Kyana avait l'air de s'énerver aussi, mais de là à user de formules aussi crues... elle dut s'en rendre compte, car elle se hâta de reformuler.

- Ce que je veux dire, c'est que pour moi, tout ce qui a de l'importance, justement, c'est de savoir ce que toi tu penses.

Ce qu'il en pensait ? S'il la voulait ? insista son esprit qui, inexplicablement, s'était arrêté sur cette expression. Il croisa les bras, car ses mains commençaient à trembler. A chaque instant, il ne désirait que la prendre dans ses bras, bien sûr, mais cela ne ferait qu'empirer les choses de lui dire ça, car il ne pouvait pas, tout simplement, c'était impossible... Il tenta de lui faire envisager les choses autrement.

- Un type comme McGill ou… je sais pas, moi ! Il y en a plein ! Et tu n'as qu'à battre des cils pour les attirer. Il faudr…

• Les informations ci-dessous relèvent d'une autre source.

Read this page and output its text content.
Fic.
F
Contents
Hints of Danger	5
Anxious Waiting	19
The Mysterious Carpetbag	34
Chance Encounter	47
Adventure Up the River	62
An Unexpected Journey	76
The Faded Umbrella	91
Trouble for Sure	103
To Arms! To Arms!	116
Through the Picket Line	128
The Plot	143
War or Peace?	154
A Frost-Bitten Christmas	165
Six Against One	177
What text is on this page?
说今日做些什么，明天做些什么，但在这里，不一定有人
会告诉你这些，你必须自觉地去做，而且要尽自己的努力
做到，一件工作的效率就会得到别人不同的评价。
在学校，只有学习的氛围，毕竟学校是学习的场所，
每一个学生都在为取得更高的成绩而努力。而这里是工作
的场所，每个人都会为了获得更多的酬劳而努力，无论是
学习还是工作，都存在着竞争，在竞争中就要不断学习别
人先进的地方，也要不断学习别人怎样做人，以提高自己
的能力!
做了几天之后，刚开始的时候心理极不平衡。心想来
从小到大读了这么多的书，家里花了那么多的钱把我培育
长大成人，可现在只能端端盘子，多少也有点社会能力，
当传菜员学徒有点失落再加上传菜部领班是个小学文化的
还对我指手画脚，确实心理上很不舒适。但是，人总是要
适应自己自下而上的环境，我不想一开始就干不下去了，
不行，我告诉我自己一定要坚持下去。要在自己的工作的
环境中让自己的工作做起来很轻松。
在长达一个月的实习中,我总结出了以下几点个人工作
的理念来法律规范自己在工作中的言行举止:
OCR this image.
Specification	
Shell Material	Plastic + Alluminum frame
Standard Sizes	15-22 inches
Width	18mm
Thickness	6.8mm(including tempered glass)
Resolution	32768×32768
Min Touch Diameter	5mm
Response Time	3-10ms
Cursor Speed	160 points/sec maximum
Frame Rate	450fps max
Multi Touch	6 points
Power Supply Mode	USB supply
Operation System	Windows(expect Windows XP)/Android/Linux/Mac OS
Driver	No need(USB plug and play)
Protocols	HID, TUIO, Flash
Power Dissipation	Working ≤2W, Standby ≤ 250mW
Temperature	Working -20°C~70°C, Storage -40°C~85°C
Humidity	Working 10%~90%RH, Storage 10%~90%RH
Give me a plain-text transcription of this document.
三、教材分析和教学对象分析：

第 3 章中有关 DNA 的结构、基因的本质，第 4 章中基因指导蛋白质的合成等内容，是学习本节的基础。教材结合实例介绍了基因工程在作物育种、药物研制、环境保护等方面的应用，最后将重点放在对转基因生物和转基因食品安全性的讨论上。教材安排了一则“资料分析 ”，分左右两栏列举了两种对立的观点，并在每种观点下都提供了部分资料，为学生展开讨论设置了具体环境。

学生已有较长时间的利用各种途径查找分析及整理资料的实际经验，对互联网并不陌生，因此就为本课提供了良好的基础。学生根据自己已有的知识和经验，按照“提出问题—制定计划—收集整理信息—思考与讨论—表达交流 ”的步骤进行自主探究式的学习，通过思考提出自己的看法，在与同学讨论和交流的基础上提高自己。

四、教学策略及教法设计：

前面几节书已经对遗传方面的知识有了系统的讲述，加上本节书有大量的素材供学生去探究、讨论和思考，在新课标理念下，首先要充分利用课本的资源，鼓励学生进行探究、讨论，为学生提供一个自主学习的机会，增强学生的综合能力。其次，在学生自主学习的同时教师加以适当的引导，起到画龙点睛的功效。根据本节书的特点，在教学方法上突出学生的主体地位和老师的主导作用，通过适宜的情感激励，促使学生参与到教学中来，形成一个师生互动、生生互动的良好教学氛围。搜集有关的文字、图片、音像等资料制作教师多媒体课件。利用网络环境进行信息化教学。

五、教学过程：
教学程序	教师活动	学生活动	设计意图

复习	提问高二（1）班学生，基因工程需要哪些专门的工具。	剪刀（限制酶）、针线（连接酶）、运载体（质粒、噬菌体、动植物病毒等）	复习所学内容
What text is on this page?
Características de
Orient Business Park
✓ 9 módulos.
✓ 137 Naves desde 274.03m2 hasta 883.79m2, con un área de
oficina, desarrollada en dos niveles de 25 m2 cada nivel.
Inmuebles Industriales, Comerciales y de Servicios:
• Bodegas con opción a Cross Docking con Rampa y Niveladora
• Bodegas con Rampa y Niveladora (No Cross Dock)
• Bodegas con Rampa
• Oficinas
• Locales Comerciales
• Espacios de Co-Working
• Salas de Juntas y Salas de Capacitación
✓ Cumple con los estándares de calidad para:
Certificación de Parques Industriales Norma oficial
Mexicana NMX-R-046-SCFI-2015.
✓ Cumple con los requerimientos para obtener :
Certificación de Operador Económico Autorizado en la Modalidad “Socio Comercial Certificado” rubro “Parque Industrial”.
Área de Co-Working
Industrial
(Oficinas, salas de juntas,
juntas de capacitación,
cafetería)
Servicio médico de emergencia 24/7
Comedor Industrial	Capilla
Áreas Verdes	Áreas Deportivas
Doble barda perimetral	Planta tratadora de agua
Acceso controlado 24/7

- Arrête d'essayer de me vendre à quelqu'un d'autre !

- Vendre ?!

Le mot le fit quasiment s'étouffer. Qu'est-ce que... ?

- Tu pourras bien dire ce que tu voudras, fit-elle, le coupant dans ses pensées, moi je veux savoir ce que TOI tu veux !

- Ça n'a aucune importance ! Je…

- Est-ce que tu es gay ?

- … crois que… Quoi ?! Non !

Il s'était sans doute indigné un peu trop fort, étant donné leur conversation de l'autre jour, mais ça lui semblait une raison tellement ridicule par rapport à ce qu'il en était réellement.

- Eunuque ? enchaîna-t-elle.

- Eun… ?! Non !

- Castrat ? Je ne t'ai jamais entendu chanter…

- Kyana ! s'écria-t-il, tentant de l'arrêter.

- Albinos ? Quoi que ça n'a aucun rapport… et ça se verrait…

- Écoute, ça n'a rien…

- Tu es impotent ?

- Arrête, s'il te plait, Kyana, arrête !

Si seulement elle le laissait s'expliquer...

- Alors réponds-moi !

- Ça n'a rien à voir avec ce que moi je veux ! dit-il, sautant sur l'occasion. J'essaie de te faire comprendre que tu ne peux pas être avec moi !

Mais cela semblait ne pas être suffisant et Kyana s'énerva de plus belle.

- Et pourquoi pas ? T'as des verrues mal placées ? T'as un truc en trop ou en moins ?

- Non ! Ça n'a rien à voir avec… ça !

- Hémorroïdes ?

- Merlin ! s'écria-t-il en fermant les yeux, à bout.

Quelque part, malgré son désarroi, il se disait que, s'il ne s'agissait que de bêtes hémorroïdes ou autres verrues et malformations quelconque, il aurait depuis longtemps jeté aux orties toute dignité pour la prendre dans ses bras et l'embrasser passionnément. Mais ce qu'il en était réellement...

- Tu pourras bien me dire tout ce que tu veux, Remus, insista Kyana, mais on en reviendra toujours à la question initiale.

Sans rouvrir les yeux, il enfouit son visage dans ses mains et lui tourna le dos. Comment faire face à autant d'entêtement, comment lui faire comprendre autrement ? Un étrange lâcher prise s'empara de lui, submergeant le désespoir.

- Remus, je veux savoir si tu veux être mon petit…

- Je suis un loup-garou…

- …-ami. C'est tout ce que j'ai bes… Ah ? Je n'y aurais jamais pensé…

Cette petite phrase anodine surprit tant Remus qu'il se laissa aller à se retourner au moment où la réalisation se peignait sur le joli visage de la jeune fille. Devant sa stupéfaction, il paniqua, réalisant à son tour ce qu'il venait de faire, et prit la fuite, renversant une ou deux chaises sur son passage.

Il ne voulait simplement pas voir quoi, de l'horreur, du dégoût ou de la pitié, succéderait à la surprise dans les yeux de Kyana.